Sunday, November 30, 2008
Have you ever seen such luscious colors?? These are just a few of the yarns offered for sale at the Fulton Street Gallery by Pat Bohrer, owner of Eastside Weavers in Troy (www.eastsideweavers.com). She sells hand-dyed yarns, roving, and beautiful hand-woven scarves and shawls, and they're available for your viewing pleasure at the gallery. A great time to see them would be Sunday, December 7th, during Troy's Victorian Stroll, from 11:00 until 5:00. Come in and enjoy the feast!
Friday, November 28, 2008
If you're looking for a lovely, old-fashioned way to spend an afternoon, come to the 26th Annual Victorian Stroll in downtown Troy on Sunday, December 7th, from 11:00 until 5:00, and make your way to the Fulton Street Gallery Gift Shop at 408 Fulton Street. You'll find beautiful paintings and prints, elegant hand-woven shawls, and sumptuous yarns by local artists, as well as my own quilted wall art. (Pictured above is Harlequin, a 14" by 14" piece from my Spirals Squared series.) Throughout the downtown area, there will be musicians, dancers, magicians, rides, refreshments, and boutiques offering their finest holiday gifts; for a full schedule and a description of the day's events, log onto www.victorianstroll.com. Hope to see you there!
Saturday, November 22, 2008
As you enter the Guilderland Library, there are four display cases filled with wonderful pieces of art created by members of ARTAA. Pictured above:
Top shelf: quilted stole and purse by Nancy DiDonato, small quilt by Georgia Bonesteel, painted collage by Joanna Monroe, lace jewelry by Barbara Vanselow
Middle shelf: dolls by Phyllis Scaringe
Bottom shelf: collage by Francelise Dawkins, dolls by Phyllis Scaringe
These pieces simply must be seen in person to truly appreciate the detail and workmanship, and one of them might just turn out to be a special addition to your holiday wish list. Come see the show, now through January 1st, and delight in the creations presented by these talented women.
Saturday, November 15, 2008
Here are more pictures of the beautiful pieces of art by members of ARTAA that are now being exhibited at the Guilderland Public Library. The largest piece is from Pam Schafer, and was inspired by the artist William Morris; the four smaller works were created by (clockwise, from upper right) Eileen Donovan, Linda Shea, Karen Asherman, and Linda Shea. Many of the pieces on display have won awards at art venues and quilt shows around the country. Stop in the library on Western Avenue in Guilderland and see these exquisite works of textile art up close -- we're worth the trip!

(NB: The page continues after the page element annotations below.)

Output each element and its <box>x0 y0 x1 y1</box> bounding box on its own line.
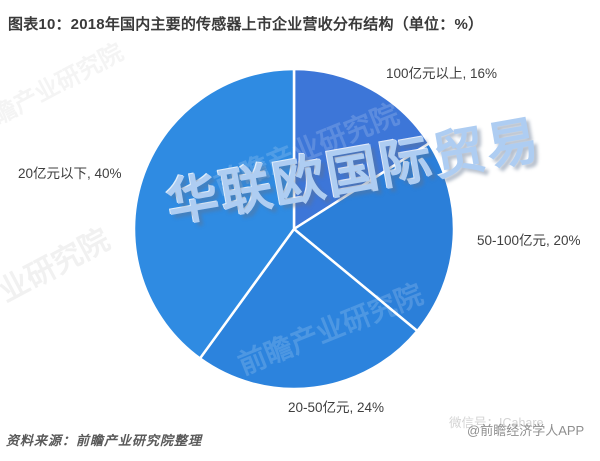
slice-label-under-20yi: 20亿元以下, 40% <box>18 166 122 181</box>
slice-label-100yi-plus: 100亿元以上, 16% <box>386 66 498 81</box>
slice-label-20-50yi: 20-50亿元, 24% <box>288 400 385 415</box>
slice-label-50-100yi: 50-100亿元, 20% <box>477 233 581 248</box>
pie-slice-20亿元以下 <box>132 67 296 360</box>
chart-title: 图表10：2018年国内主要的传感器上市企业营收分布结构（单位：%） <box>8 16 484 33</box>
account-watermark: @前瞻经济学人APP <box>467 423 585 438</box>
wechat-watermark-faint: 微信号：ICahare <box>449 416 544 430</box>
pie-slice-100亿元以上 <box>292 67 431 231</box>
source-note: 资料来源：前瞻产业研究院整理 <box>6 433 203 448</box>
pie-slice-20-50亿元 <box>198 227 419 391</box>
pie-slice-50-100亿元 <box>292 142 456 333</box>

Wednesday, November 12, 2008
If you weren't able to make it to our artists' reception at the Guilderland Library on Sunday, November 9, here's hoping you'll have the opportunity to stop by and see the exhibit by the members of ARTAA. I'm so honored to be part of such a talented and diverse group of artists. Pictured here are works by two of our members: Linda Shea (single piece at left) and Kris Moss (both pieces at right). We were all so pleased with the lovely setting provided for us by the library; our pieces are being displayed in beautifully-lit rooms and glass-enclosed cases near the entrance, and I plan to show you more of these works of art in future blogs.
Wednesday, November 5, 2008
. . . for Sunday, November 9, from 2:00 to 4:00 PM. You'll want to come to the Guilderland Library at 2228 Western Avenue in Guilderland to "Meet the Artists" from the Adirondack Regional Textile Artists Alliance who are exhibiting their fiber arts creations at the library from now through January 1, 2009. I've said before that I'm deeply honored to be part of this group of extremely talented ladies, and you'll get to see a small portion of our collective works at this show. (Shown at right is a detail from one of my pieces, "Leaves That Are Green.") Refreshments will be served, and you may even find that perfect gift for someone on your holiday shopping list. We'd love to see you there!
. . . on my sewing machine that I really like! I have a Bernina artista 185, and I've been experimenting with different stitches to find those that can be used for machine applique. The stitch pictured here has been the most fun to play with -- it covers the edge of the applique piece nicely and gives a whimsical dimension to the embroidery. I plan to sew tiny beads at the points of the stitches (a little insane, you're thinking), and I think the effect is going to tickle me.